The world would not be safer if the U.S. had no nuclear weapons.

The international Global Zero movement has captured the imagination of people around the world. Proponents argue that by cutting its nuclear arsenal dramatically, the U.S. can lead the way to a "world free of nuclear weapons."

In response, many of the world's leading strategic thinkers-both those skeptical of, and hopeful for, eventual global nuclear disarmament-have invested great time and energy imagining the possible advantages and disadvantages of living in a world with zero nuclear weapons.

To reframe the debate, I propose an alternate number as a possible size for the U.S. nuclear arsenal: infinity.

Imagining a world in which America possesses infinite nuclear weapons -- just as advocates of nuclear zero imagine the opposite -- it's hard not to conclude that having infinite weapons is preferable to having none.

The primary purpose of the U.S. nuclear arsenal is to deter our enemies and assure our friends. No adversary would be restrained by the fear of attack from a nonexistent nuclear arsenal. But the prospect of fighting an adversary with unlimited nuclear firepower would induce much more caution even in our most reckless enemies.

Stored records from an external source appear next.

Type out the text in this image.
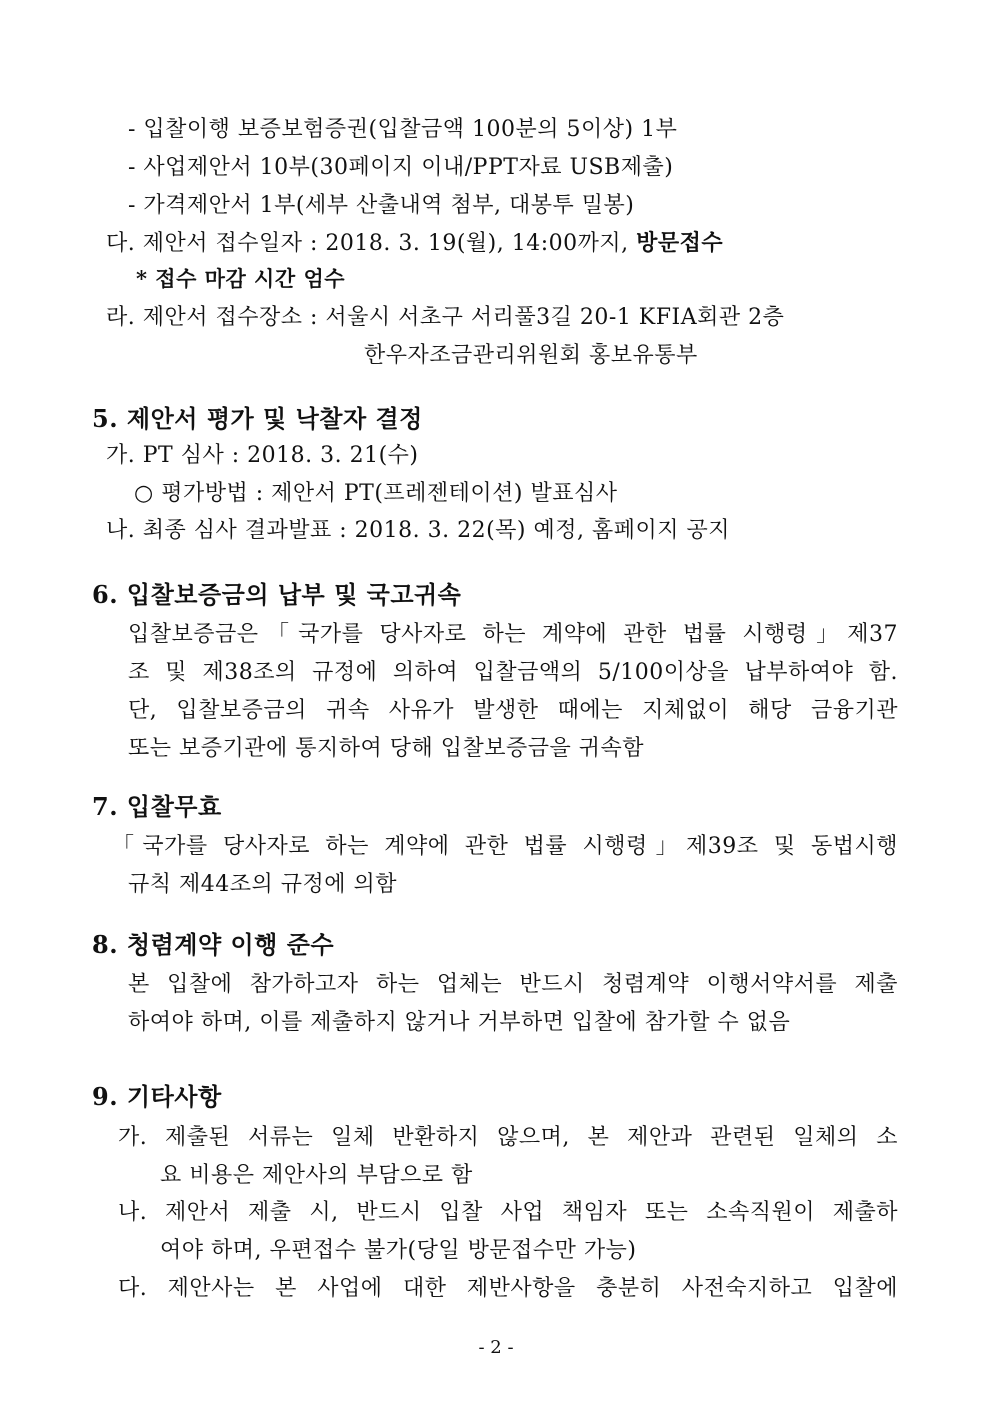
- 입찰이행 보증보험증권(입찰금액 100분의 5이상) 1부
- 사업제안서 10부(30페이지 이내/PPT자료 USB제출)
- 가격제안서 1부(세부 산출내역 첨부, 대봉투 밀봉)
다. 제안서 접수일자 : 2018. 3. 19(월), 14:00까지, 방문접수
* 접수 마감 시간 엄수
라. 제안서 접수장소 : 서울시 서초구 서리풀3길 20-1 KFIA회관 2층
한우자조금관리위원회 홍보유통부
5. 제안서 평가 및 낙찰자 결정
가. PT 심사 : 2018. 3. 21(수)
○ 평가방법 : 제안서 PT(프레젠테이션) 발표심사
나. 최종 심사 결과발표 : 2018. 3. 22(목) 예정, 홈페이지 공지
6. 입찰보증금의 납부 및 국고귀속
입찰보증금은「국가를 당사자로 하는 계약에 관한 법률 시행령」제37
조 및 제38조의 규정에 의하여 입찰금액의 5/100이상을 납부하여야 함.
단, 입찰보증금의 귀속 사유가 발생한 때에는 지체없이 해당 금융기관
또는 보증기관에 통지하여 당해 입찰보증금을 귀속함
7. 입찰무효
「국가를 당사자로 하는 계약에 관한 법률 시행령」제39조 및 동법시행
규칙 제44조의 규정에 의함
8. 청렴계약 이행 준수
본 입찰에 참가하고자 하는 업체는 반드시 청렴계약 이행서약서를 제출
하여야 하며, 이를 제출하지 않거나 거부하면 입찰에 참가할 수 없음
9. 기타사항
가. 제출된 서류는 일체 반환하지 않으며, 본 제안과 관련된 일체의 소
요 비용은 제안사의 부담으로 함
나. 제안서 제출 시, 반드시 입찰 사업 책임자 또는 소속직원이 제출하
여야 하며, 우편접수 불가(당일 방문접수만 가능)
다. 제안사는 본 사업에 대한 제반사항을 충분히 사전숙지하고 입찰에
- 2 -
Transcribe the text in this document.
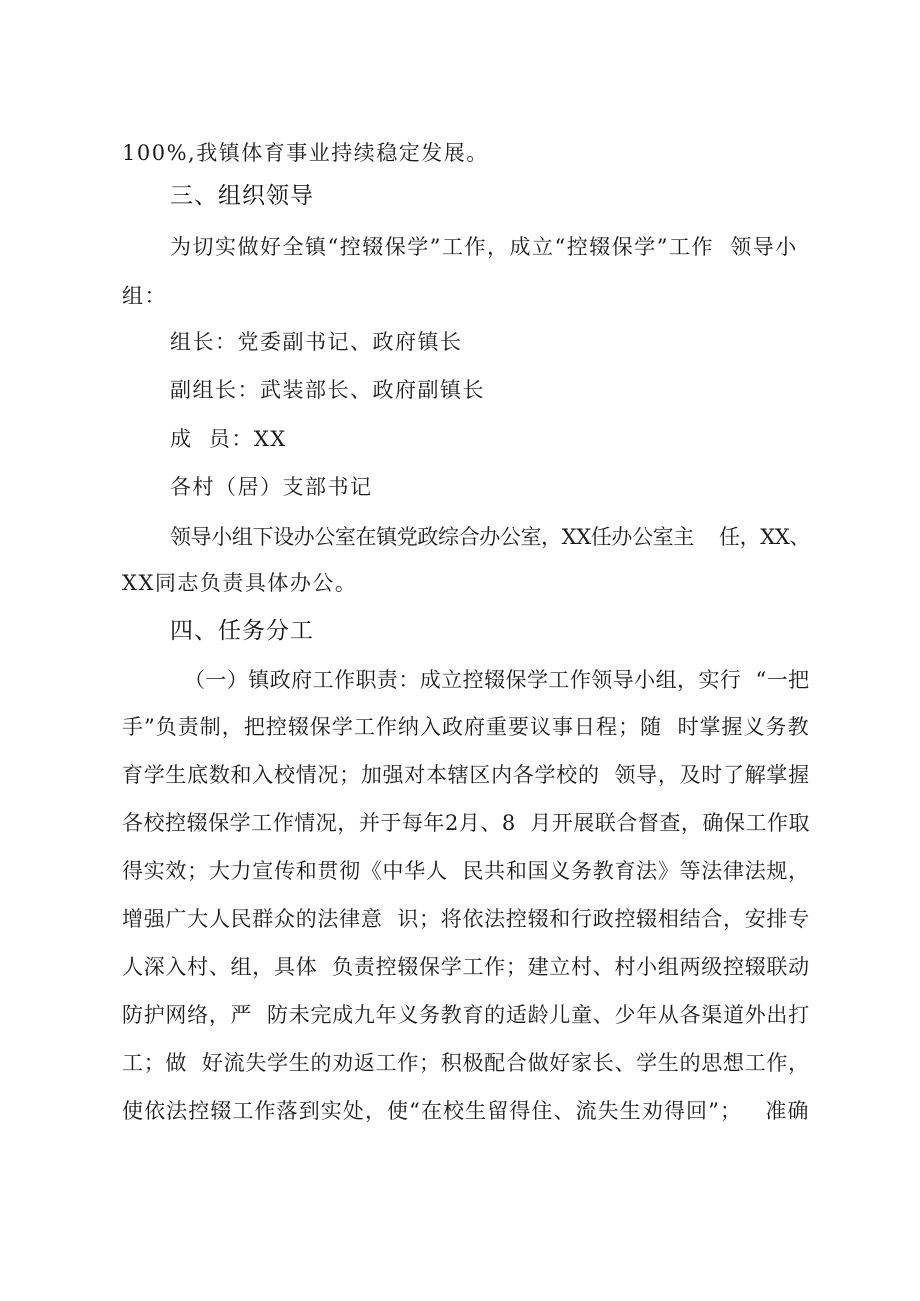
100%,我镇体育事业持续稳定发展。
三、组织领导
为切实做好全镇“控辍保学”工作，成立“控辍保学”工作  领导小
组：
组长：党委副书记、政府镇长
副组长：武装部长、政府副镇长
成  员：XX
各村（居）支部书记
领导小组下设办公室在镇党政综合办公室，XX任办公室主    任，XX、
XX同志负责具体办公。
四、任务分工
（一）镇政府工作职责：成立控辍保学工作领导小组，实行  “一把
手”负责制，把控辍保学工作纳入政府重要议事日程；随  时掌握义务教
育学生底数和入校情况；加强对本辖区内各学校的  领导，及时了解掌握
各校控辍保学工作情况，并于每年2月、8  月开展联合督查，确保工作取
得实效；大力宣传和贯彻《中华人  民共和国义务教育法》等法律法规，
增强广大人民群众的法律意  识；将依法控辍和行政控辍相结合，安排专
人深入村、组，具体  负责控辍保学工作；建立村、村小组两级控辍联动
防护网络，严  防未完成九年义务教育的适龄儿童、少年从各渠道外出打
工；做  好流失学生的劝返工作；积极配合做好家长、学生的思想工作，
使依法控辍工作落到实处，使“在校生留得住、流失生劝得回”；   准确
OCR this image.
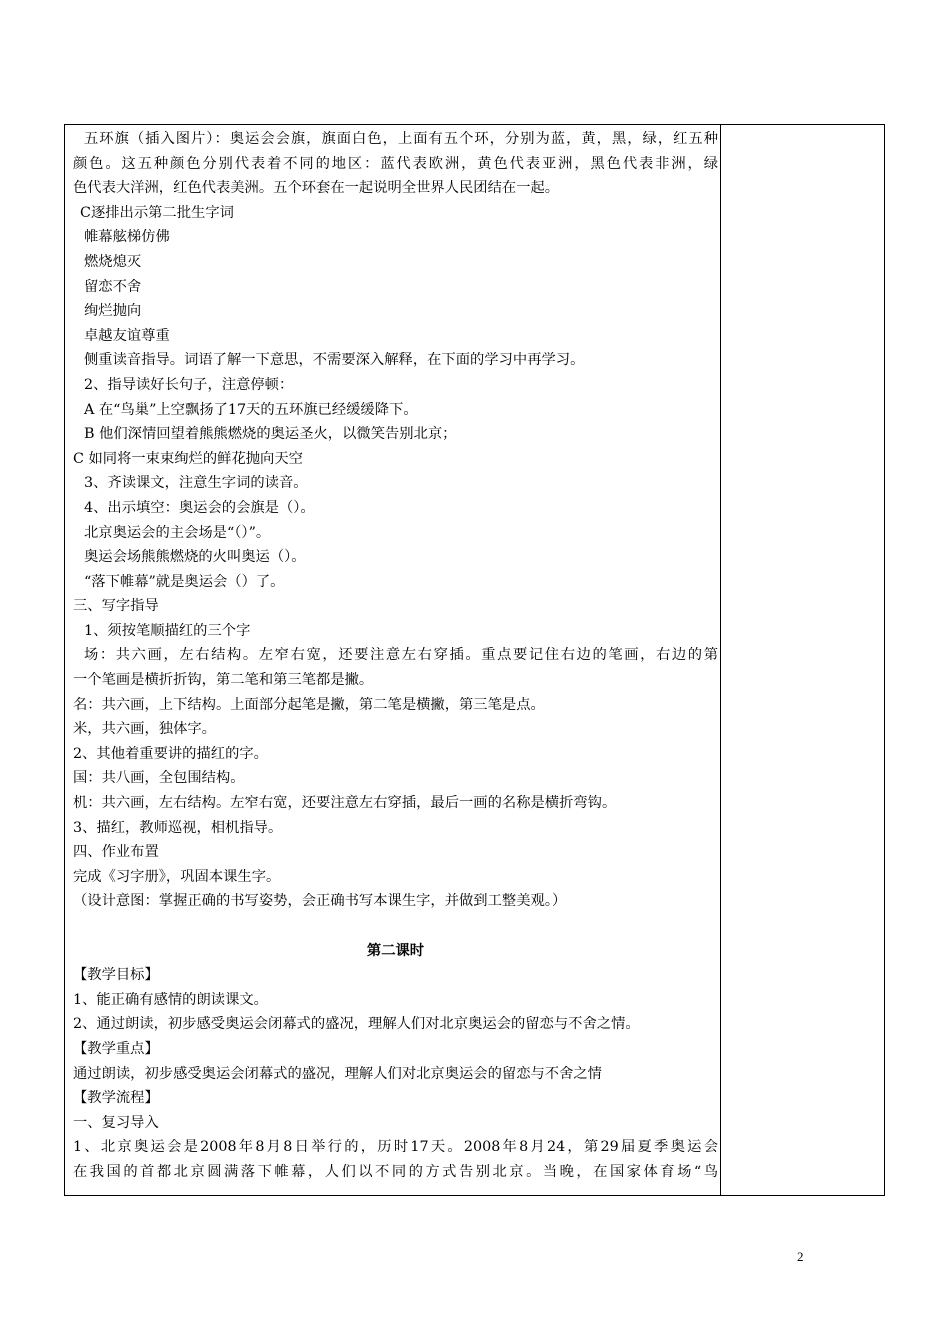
五环旗（插入图片）：奥运会会旗，旗面白色，上面有五个环，分别为蓝，黄，黑，绿，红五种
颜色。这五种颜色分别代表着不同的地区：蓝代表欧洲，黄色代表亚洲，黑色代表非洲，绿
色代表大洋洲，红色代表美洲。五个环套在一起说明全世界人民团结在一起。
C逐排出示第二批生字词
帷幕舷梯仿佛
燃烧熄灭
留恋不舍
绚烂抛向
卓越友谊尊重
侧重读音指导。词语了解一下意思，不需要深入解释，在下面的学习中再学习。
2、指导读好长句子，注意停顿：
A 在“鸟巢”上空飘扬了17天的五环旗已经缓缓降下。
B 他们深情回望着熊熊燃烧的奥运圣火，以微笑告别北京；
C 如同将一束束绚烂的鲜花抛向天空
3、齐读课文，注意生字词的读音。
4、出示填空：奥运会的会旗是（）。
北京奥运会的主会场是“（）”。
奥运会场熊熊燃烧的火叫奥运（）。
“落下帷幕”就是奥运会（）了。
三、写字指导
1、须按笔顺描红的三个字
场：共六画，左右结构。左窄右宽，还要注意左右穿插。重点要记住右边的笔画，右边的第
一个笔画是横折折钩，第二笔和第三笔都是撇。
名：共六画，上下结构。上面部分起笔是撇，第二笔是横撇，第三笔是点。
米，共六画，独体字。
2、其他着重要讲的描红的字。
国：共八画，全包围结构。
机：共六画，左右结构。左窄右宽，还要注意左右穿插，最后一画的名称是横折弯钩。
3、描红，教师巡视，相机指导。
四、作业布置
完成《习字册》，巩固本课生字。
（设计意图：掌握正确的书写姿势，会正确书写本课生字，并做到工整美观。）
第二课时
【教学目标】
1、能正确有感情的朗读课文。
2、通过朗读，初步感受奥运会闭幕式的盛况，理解人们对北京奥运会的留恋与不舍之情。
【教学重点】
通过朗读，初步感受奥运会闭幕式的盛况，理解人们对北京奥运会的留恋与不舍之情
【教学流程】
一、复习导入
1、北京奥运会是2008年8月8日举行的，历时17天。2008年8月24，第29届夏季奥运会
在我国的首都北京圆满落下帷幕，人们以不同的方式告别北京。当晚，在国家体育场“鸟
2
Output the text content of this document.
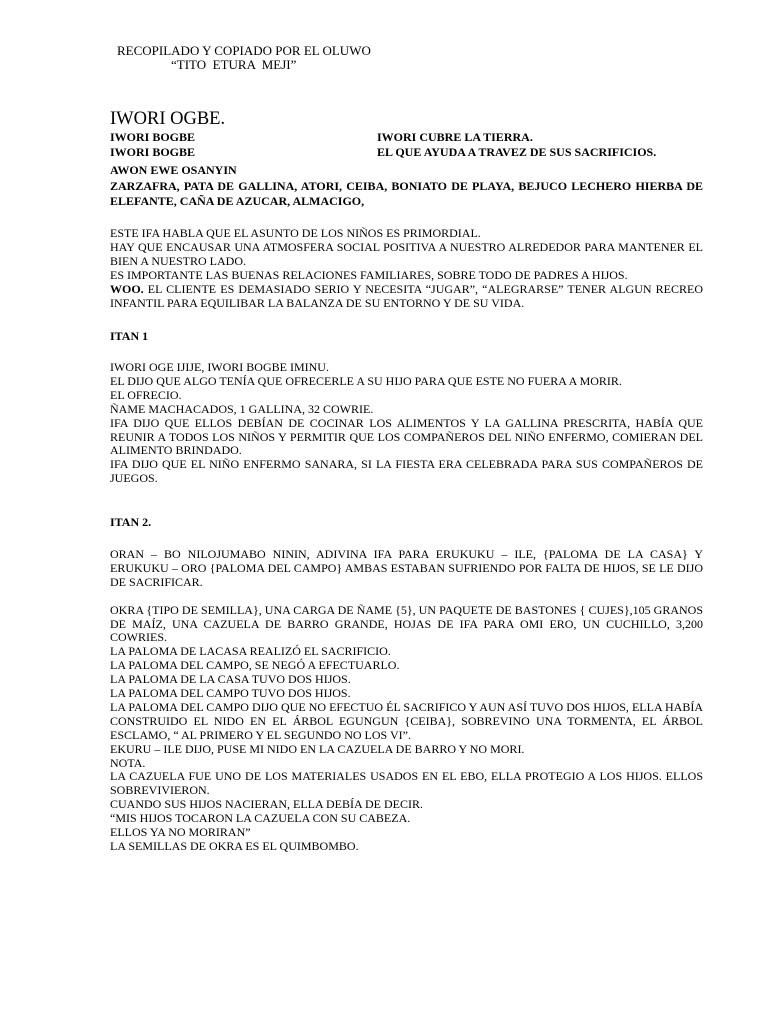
RECOPILADO Y COPIADO POR EL OLUWO
“TITO  ETURA  MEJI”
IWORI OGBE.
IWORI BOGBE	IWORI CUBRE LA TIERRA.
IWORI BOGBE	EL QUE AYUDA A TRAVEZ DE SUS SACRIFICIOS.

AWON EWE OSANYIN

ZARZAFRA, PATA DE GALLINA, ATORI, CEIBA, BONIATO DE PLAYA, BEJUCO LECHERO HIERBA DE ELEFANTE, CAÑA DE AZUCAR, ALMACIGO,

ESTE IFA HABLA QUE EL ASUNTO DE LOS NIÑOS ES PRIMORDIAL.

HAY QUE ENCAUSAR UNA ATMOSFERA SOCIAL POSITIVA A NUESTRO ALREDEDOR PARA MANTENER EL BIEN A NUESTRO LADO.

ES IMPORTANTE LAS BUENAS RELACIONES FAMILIARES, SOBRE TODO DE PADRES A HIJOS.

WOO. EL CLIENTE ES DEMASIADO SERIO Y NECESITA “JUGAR”, “ALEGRARSE” TENER ALGUN RECREO INFANTIL PARA EQUILIBAR LA BALANZA DE SU ENTORNO Y DE SU VIDA.

ITAN 1

IWORI OGE IJIJE, IWORI BOGBE IMINU.

EL DIJO QUE ALGO TENÍA QUE OFRECERLE A SU HIJO PARA QUE ESTE NO FUERA A MORIR.

EL OFRECIO.

ÑAME MACHACADOS, 1 GALLINA, 32 COWRIE.

IFA DIJO QUE ELLOS DEBÍAN DE COCINAR LOS ALIMENTOS Y LA GALLINA PRESCRITA, HABÍA QUE REUNIR A TODOS LOS NIÑOS Y PERMITIR QUE LOS COMPAÑEROS DEL NIÑO ENFERMO, COMIERAN DEL ALIMENTO BRINDADO.

IFA DIJO QUE EL NIÑO ENFERMO SANARA, SI LA FIESTA ERA CELEBRADA PARA SUS COMPAÑEROS DE JUEGOS.

ITAN 2.

ORAN – BO NILOJUMABO NININ, ADIVINA IFA PARA ERUKUKU – ILE, {PALOMA DE LA CASA} Y ERUKUKU – ORO {PALOMA DEL CAMPO} AMBAS ESTABAN SUFRIENDO POR FALTA DE HIJOS, SE LE DIJO DE SACRIFICAR.

OKRA {TIPO DE SEMILLA}, UNA CARGA DE ÑAME {5}, UN PAQUETE DE BASTONES { CUJES},105 GRANOS DE MAÍZ, UNA CAZUELA DE BARRO GRANDE, HOJAS DE IFA PARA OMI ERO, UN CUCHILLO, 3,200 COWRIES.

LA PALOMA DE LACASA REALIZÓ EL SACRIFICIO.

LA PALOMA DEL CAMPO, SE NEGÓ A EFECTUARLO.

LA PALOMA DE LA CASA TUVO DOS HIJOS.

LA PALOMA DEL CAMPO TUVO DOS HIJOS.

LA PALOMA DEL CAMPO DIJO QUE NO EFECTUO ÉL SACRIFICO Y AUN ASÍ TUVO DOS HIJOS, ELLA HABÍA CONSTRUIDO EL NIDO EN EL ÁRBOL EGUNGUN {CEIBA}, SOBREVINO UNA TORMENTA, EL ÁRBOL ESCLAMO, “ AL PRIMERO Y EL SEGUNDO NO LOS VI”.

EKURU – ILE DIJO, PUSE MI NIDO EN LA CAZUELA DE BARRO Y NO MORI.

NOTA.

LA CAZUELA FUE UNO DE LOS MATERIALES USADOS EN EL EBO, ELLA PROTEGIO A LOS HIJOS. ELLOS SOBREVIVIERON.

CUANDO SUS HIJOS NACIERAN, ELLA DEBÍA DE DECIR.

“MIS HIJOS TOCARON LA CAZUELA CON SU CABEZA.

ELLOS YA NO MORIRAN”

LA SEMILLAS DE OKRA ES EL QUIMBOMBO.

Many of our allies today worry that if we continue to cut the size of our arsenal, we won't have enough nuclear forces to extend the nuclear umbrella to them and retain a large enough reserve capacity to simultaneously deter challenges against ourselves. Drawing down to zero would greatly exacerbate those fears. Building to infinity would put them to rest.

Some claim that the primary reason to reduce our nuclear weapons is to convince leaders in other capitals that if we don't need nuclear weapons, they don't either. But building to infinity could also dissuade proliferation by convincing countries that they have no hope of ever achieving nuclear parity with the U.S.

Of course, building to infinity would strain the national budget, and maintaining the arsenal could present real security problems, especially regarding command and control. Nevertheless, if forced to choose, the United States would be more secure with infinite nuclear weapons than with none.

Let me be clear. I'm not advocating that the United States build an infinite number of nuclear weapons. That is an absurd and arbitrary goal. But so is zero.

Having dispensed with the extremes of the debate, it is time for serious strategists to get back to the hard work of deciding what roles and missions nuclear weapons ought to have in U.S. defense policy, and what nuclear force structure is appropriate for achieving them.